Subclinical RNV can be understood as subclinical precursors to clinically evident RNV.^11^ While clinical grading systems like the ETDRS can estimate the short and long term risk of proliferative disease, they are imprecise in that conversion to proliferative does not go always go through stepwise progression mild to moderate to severe NPDR and even mild NPDR can progress to PDR in one year. We theorize that eyes with subclinical RNV are at a higher risk of developing clinically evident RNV for the same level of clinical retinopathy severity level. By combining the detection of subclinical RNV and quantification of NPA, we may be able to more precisely predict which eyes are at risk for developing vision-threatening retinopathy compared to clinical grading. For instance, eyes approaching or exceeding the 28.84% threshold could be presumed at higher risk for developing overt RNV compared to eyes with a much lower NPA index, even if both are clinically classified within the same DR severity stage. Such thresholds could indirectly influence treatment strategies by identifying cases that may benefit from closer monitoring or earlier intervention. While these findings highlight the potential for subclinical RNV and NPA as a predictive biomarker, further larger and longitudinal studies are required to validate its prognostic utility and assess its role in guiding earlier interventions in diabetic retinopathy.

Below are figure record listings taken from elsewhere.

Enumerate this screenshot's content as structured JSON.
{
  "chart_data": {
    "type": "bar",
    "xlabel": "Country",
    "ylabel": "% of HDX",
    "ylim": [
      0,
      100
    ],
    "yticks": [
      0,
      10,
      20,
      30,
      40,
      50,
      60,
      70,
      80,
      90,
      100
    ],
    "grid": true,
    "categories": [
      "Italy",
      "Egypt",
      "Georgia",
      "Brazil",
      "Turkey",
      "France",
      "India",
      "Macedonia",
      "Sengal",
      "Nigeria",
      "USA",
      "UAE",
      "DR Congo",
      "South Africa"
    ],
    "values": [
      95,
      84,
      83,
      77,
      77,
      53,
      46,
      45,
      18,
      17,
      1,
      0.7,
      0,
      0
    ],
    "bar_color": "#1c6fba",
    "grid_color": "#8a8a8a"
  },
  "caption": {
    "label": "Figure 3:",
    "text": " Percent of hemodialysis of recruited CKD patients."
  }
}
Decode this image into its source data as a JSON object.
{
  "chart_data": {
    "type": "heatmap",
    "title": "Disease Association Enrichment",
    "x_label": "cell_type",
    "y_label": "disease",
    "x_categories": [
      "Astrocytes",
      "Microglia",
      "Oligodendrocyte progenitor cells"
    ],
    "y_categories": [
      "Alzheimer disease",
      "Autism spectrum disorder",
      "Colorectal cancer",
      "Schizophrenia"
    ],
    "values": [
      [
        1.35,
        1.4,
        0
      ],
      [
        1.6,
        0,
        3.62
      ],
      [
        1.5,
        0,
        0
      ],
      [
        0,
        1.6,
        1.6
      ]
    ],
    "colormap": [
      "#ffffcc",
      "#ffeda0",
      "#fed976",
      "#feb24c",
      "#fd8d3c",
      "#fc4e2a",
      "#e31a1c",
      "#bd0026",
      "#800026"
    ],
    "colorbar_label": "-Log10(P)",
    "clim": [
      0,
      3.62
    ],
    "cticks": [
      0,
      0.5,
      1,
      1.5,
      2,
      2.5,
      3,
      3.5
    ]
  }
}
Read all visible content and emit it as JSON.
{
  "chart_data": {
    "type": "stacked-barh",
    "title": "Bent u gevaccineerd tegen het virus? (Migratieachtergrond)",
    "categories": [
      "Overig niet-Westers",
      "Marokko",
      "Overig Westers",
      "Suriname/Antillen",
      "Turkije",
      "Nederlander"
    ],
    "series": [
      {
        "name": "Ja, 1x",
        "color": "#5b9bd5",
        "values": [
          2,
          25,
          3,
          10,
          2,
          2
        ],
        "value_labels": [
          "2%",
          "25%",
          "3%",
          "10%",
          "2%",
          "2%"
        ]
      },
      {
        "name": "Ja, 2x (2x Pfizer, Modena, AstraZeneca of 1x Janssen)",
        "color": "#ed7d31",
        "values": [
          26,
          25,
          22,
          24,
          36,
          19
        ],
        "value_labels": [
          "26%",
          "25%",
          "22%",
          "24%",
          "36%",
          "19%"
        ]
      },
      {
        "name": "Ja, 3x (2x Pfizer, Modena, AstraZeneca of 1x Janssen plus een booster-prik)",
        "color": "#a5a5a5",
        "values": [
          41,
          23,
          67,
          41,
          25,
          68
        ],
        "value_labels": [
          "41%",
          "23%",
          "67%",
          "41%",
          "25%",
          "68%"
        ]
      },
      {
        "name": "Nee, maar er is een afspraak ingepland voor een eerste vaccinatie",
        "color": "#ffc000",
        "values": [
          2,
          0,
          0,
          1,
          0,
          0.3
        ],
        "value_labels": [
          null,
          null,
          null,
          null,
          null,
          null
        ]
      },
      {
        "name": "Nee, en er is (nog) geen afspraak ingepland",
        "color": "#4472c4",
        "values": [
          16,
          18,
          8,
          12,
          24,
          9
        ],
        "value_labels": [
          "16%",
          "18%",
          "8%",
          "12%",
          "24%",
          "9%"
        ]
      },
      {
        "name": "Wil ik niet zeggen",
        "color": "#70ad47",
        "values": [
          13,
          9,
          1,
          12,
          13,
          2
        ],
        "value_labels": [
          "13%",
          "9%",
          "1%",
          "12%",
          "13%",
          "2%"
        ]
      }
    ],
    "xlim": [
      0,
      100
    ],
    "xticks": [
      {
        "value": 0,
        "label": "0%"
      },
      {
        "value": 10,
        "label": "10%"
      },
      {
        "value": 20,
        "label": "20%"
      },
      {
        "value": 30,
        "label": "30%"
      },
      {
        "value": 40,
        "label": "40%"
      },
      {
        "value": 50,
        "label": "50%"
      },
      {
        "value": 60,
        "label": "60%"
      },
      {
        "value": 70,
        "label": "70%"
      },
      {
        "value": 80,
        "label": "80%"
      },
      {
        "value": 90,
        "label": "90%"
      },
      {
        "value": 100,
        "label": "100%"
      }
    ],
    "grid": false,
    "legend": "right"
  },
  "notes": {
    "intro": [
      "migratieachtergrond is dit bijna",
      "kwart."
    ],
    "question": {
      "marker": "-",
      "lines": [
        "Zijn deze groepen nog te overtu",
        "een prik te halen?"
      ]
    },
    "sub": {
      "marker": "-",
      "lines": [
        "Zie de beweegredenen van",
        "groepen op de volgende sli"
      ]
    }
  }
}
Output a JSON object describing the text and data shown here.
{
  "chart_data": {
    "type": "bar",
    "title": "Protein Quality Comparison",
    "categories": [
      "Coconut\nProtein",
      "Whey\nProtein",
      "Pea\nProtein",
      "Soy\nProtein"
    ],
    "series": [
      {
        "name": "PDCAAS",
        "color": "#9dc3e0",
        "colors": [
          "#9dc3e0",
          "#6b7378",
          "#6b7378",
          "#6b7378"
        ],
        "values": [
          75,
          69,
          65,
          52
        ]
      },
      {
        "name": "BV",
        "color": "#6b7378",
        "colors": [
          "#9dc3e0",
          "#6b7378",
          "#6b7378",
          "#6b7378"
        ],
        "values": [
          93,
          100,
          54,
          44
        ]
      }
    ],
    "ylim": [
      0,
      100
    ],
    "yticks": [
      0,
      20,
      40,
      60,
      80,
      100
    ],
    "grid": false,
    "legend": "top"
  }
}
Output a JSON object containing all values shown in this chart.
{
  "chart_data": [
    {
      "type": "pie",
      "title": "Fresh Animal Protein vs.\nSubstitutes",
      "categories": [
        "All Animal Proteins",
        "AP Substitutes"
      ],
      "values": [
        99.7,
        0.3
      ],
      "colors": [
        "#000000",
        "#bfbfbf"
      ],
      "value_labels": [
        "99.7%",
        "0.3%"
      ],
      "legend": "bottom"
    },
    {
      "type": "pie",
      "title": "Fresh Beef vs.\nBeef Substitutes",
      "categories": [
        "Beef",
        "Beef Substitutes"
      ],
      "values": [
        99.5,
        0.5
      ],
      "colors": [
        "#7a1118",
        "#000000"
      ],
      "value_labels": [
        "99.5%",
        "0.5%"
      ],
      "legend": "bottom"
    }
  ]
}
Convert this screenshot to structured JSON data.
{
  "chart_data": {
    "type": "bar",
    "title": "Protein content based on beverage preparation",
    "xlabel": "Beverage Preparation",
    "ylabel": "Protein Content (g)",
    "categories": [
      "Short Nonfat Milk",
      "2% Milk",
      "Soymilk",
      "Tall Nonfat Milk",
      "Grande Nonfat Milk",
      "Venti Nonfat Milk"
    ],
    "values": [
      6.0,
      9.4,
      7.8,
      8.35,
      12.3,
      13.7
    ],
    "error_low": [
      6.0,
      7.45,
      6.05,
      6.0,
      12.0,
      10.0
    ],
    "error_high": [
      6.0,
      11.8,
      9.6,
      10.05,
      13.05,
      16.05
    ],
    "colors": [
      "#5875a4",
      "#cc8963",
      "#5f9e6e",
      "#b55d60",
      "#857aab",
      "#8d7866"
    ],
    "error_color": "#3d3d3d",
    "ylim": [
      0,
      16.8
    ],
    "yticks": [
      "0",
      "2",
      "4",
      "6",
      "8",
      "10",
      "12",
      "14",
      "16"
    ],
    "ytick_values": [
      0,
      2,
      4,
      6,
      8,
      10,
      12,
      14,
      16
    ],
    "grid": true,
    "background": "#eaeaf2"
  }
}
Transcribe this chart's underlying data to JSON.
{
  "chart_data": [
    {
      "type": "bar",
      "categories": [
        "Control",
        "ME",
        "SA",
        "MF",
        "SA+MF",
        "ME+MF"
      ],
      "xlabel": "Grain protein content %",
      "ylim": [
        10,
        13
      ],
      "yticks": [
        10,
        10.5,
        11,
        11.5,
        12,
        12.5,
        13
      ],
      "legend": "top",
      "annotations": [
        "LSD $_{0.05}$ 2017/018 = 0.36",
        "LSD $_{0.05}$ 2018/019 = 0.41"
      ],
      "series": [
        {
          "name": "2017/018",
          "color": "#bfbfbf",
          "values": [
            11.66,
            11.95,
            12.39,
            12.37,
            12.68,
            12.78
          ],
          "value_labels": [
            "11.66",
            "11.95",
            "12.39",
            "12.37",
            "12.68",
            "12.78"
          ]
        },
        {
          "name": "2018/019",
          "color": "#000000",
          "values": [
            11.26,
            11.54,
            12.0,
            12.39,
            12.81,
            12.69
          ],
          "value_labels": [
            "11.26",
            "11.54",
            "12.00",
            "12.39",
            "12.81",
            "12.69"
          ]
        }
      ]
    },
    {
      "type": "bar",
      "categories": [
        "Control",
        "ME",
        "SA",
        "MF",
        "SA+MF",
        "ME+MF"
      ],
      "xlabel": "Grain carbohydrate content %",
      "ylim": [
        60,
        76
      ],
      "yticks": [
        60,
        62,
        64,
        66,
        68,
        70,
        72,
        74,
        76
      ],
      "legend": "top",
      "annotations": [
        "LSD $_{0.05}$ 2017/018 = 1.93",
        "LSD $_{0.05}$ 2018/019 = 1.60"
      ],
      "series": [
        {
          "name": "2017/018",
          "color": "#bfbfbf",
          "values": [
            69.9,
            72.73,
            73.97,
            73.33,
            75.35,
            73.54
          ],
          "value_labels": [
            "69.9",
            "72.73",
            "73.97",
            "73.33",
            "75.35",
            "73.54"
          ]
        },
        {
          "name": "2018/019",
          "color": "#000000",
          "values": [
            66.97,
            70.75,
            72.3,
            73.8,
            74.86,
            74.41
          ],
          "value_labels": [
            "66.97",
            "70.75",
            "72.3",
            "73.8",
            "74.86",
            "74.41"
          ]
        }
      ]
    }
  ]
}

This study has several limitations that should be considered. First, image distortion remains a confounding factor due to the curved retinal surface and the challenges of imaging the peripheral retina. This distortion may have affected measurements of peripheral capillary nonperfusion, particularly in eyes with longer axial lengths, posing challenges for accurate intercapillary distance measurements and NPA calculations.^34^ To address this, we normalized NPAs using an index and defined retinal regions based on anatomical landmarks, such as the fovea and optic disc, ensuring anatomic region segmentation. However, future efforts to recognize and correct image distortion are necessary to improve measurement accuracy.^35^ The resolution of the single-shot 26 × 21 mm OCTA scans is lower than that scans of smaller fields of view, which may limit sensitivity to subtle microvascular abnormalities. Nonetheless, the broader field of view enabled a comprehensive assessment of ischemic changes across the retina. Additionally, not all cases were treatment-naïve, and some subclinical RNV may represent regressed neovascularization following prior interventions. This highlights the need for refined DR grading systems that account for documenting treatment responses, enabling a more accurate representation of disease severity and current activity.^36^ Finally, longitudinal studies with larger cohorts and advancements in imaging technology are essential to validate the predictive value of NPA indices and further enhance the clinical applicability of widefield OCTA in diabetic retinopathy.
In conclusion, this study demonstrates the utility of a widefield OCTA in detecting subclinical RNV and quantifying retinal nonperfusion areas in NPDR. By employing a single-shot imaging protocol and an anatomically guided approach to retinal region segmentation, we provided a comprehensive assessment of ischemic changes across the posterior and mid-peripheral retina. The identified NPA thresholds, particularly in the mid-peripheral region, highlight the potential of OCTA-derived metrics as predictive biomarkers for early proliferative changes.